My DS4 started at the nursery attached to a primary school in September. He is one of two Black children in his class, both boys, although there are other ethnic minority children in the class.
Towards the end of September, DS started saying one of the teacher helpers (teaching assistant?) was consistently and continually calling him by the other boys name. He was really bothered by it, as in his words "My name is not A, it's B".
DS has a name which reflects our heritage, the other Black child has an English origin name. I had previously advised his class teacher of how to pronounce his name (phonetically, it's not particularly difficult), and she was fine with it, and has been since day 1.
I emailed the class teacher to raise the issue, and her response was that she would address it with the teacher helper, though I should note that from time to time, teachers get a child's name wrong.
My thought was that if I spoke to her first, and nothing was done, there'd be no record of the initial conversation. Since the email with the teacher, DS has mentioned that the teacher helper now calls him by his actual name, so all good.

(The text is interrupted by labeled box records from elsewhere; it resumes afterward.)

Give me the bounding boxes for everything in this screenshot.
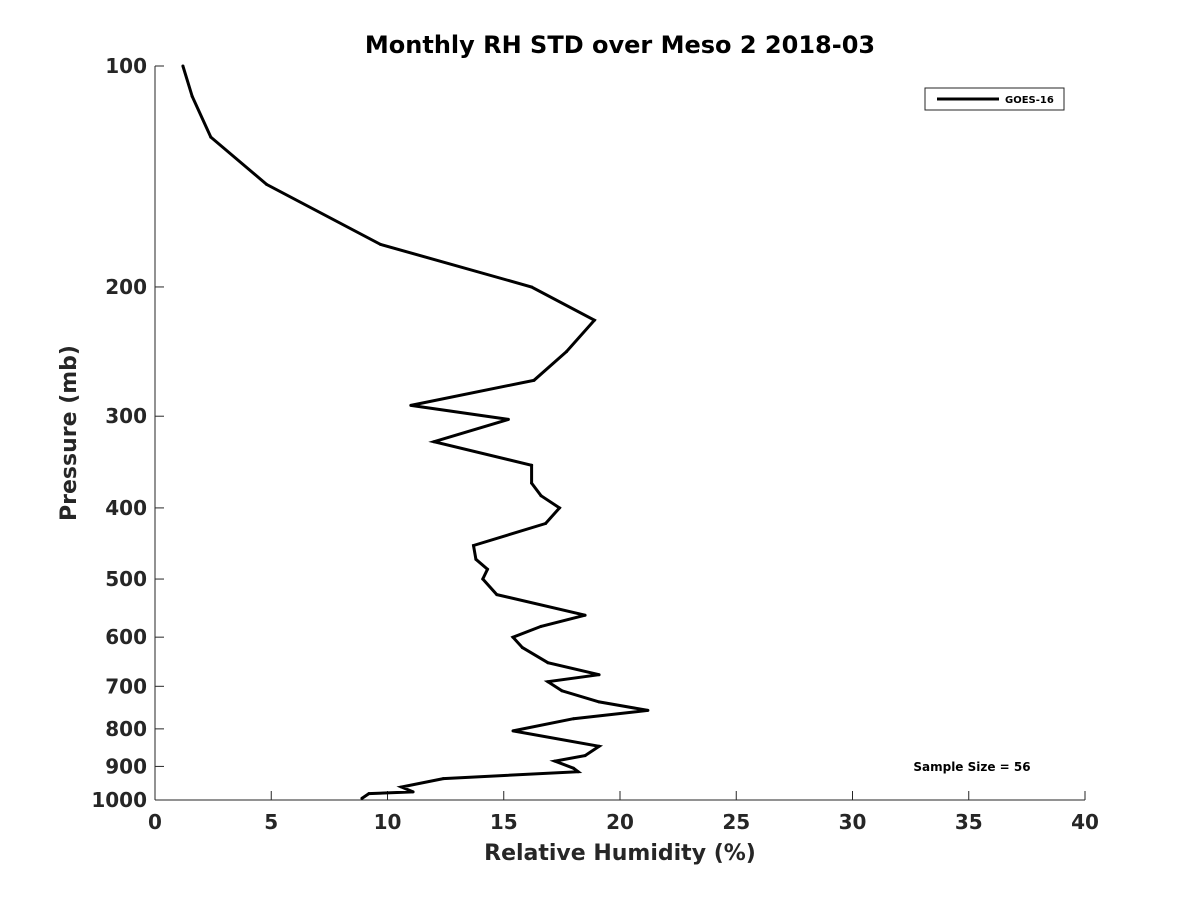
data-point bbox=[486, 567, 489, 571]
sample-size-annotation: Sample Size = 56 bbox=[913, 760, 1030, 774]
legend-entry-goes-16: GOES-16 bbox=[1005, 95, 1054, 106]
x-axis-label: Relative Humidity (%) bbox=[484, 841, 756, 866]
data-point bbox=[409, 403, 413, 407]
series-points bbox=[181, 64, 650, 800]
data-point bbox=[597, 744, 601, 748]
y-tick-label: 1000 bbox=[91, 788, 147, 812]
x-tick-label: 0 bbox=[148, 810, 162, 834]
x-ticks: 0 5 10 15 20 25 30 35 40 bbox=[148, 791, 1099, 834]
y-tick-label: 900 bbox=[105, 754, 147, 778]
data-point bbox=[511, 635, 515, 639]
data-point bbox=[539, 494, 543, 498]
data-point bbox=[441, 777, 445, 781]
chart-title: Monthly RH STD over Meso 2 2018-03 bbox=[365, 31, 875, 59]
y-tick-label: 700 bbox=[105, 674, 147, 698]
y-tick-label: 100 bbox=[105, 54, 147, 78]
data-point bbox=[646, 708, 650, 712]
y-tick-label: 500 bbox=[105, 567, 147, 591]
data-point bbox=[472, 544, 475, 547]
data-point bbox=[481, 577, 485, 581]
data-point bbox=[530, 463, 534, 467]
data-point bbox=[558, 506, 561, 510]
data-point bbox=[432, 440, 436, 444]
data-point bbox=[583, 613, 587, 617]
data-point bbox=[597, 700, 601, 704]
x-tick-label: 10 bbox=[374, 810, 402, 834]
y-axis-label: Pressure (mb) bbox=[57, 345, 82, 521]
data-point bbox=[181, 64, 185, 68]
data-point bbox=[411, 790, 415, 794]
data-point bbox=[576, 770, 580, 774]
y-ticks: 100 200 300 400 500 600 700 800 900 1000 bbox=[91, 54, 164, 812]
data-point bbox=[209, 135, 213, 139]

I also have a name which reflects our heritage, and having been born and raised in London, and experienced this growing up. While my parents were amazing, as they were first generation from our home country, I never mentioned things like this to them, thinking it would be a bother.
DH did not think I should have emailed the school. His thought was that I should have spoken to the teacher casually about it in the first instance, then if it wasn't dealt with, email them.
My question is whether I am projecting my own experiences onto my DS, whether the misnaming was the issue that I considered to be, and whether you would have raised it, in email or otherwise?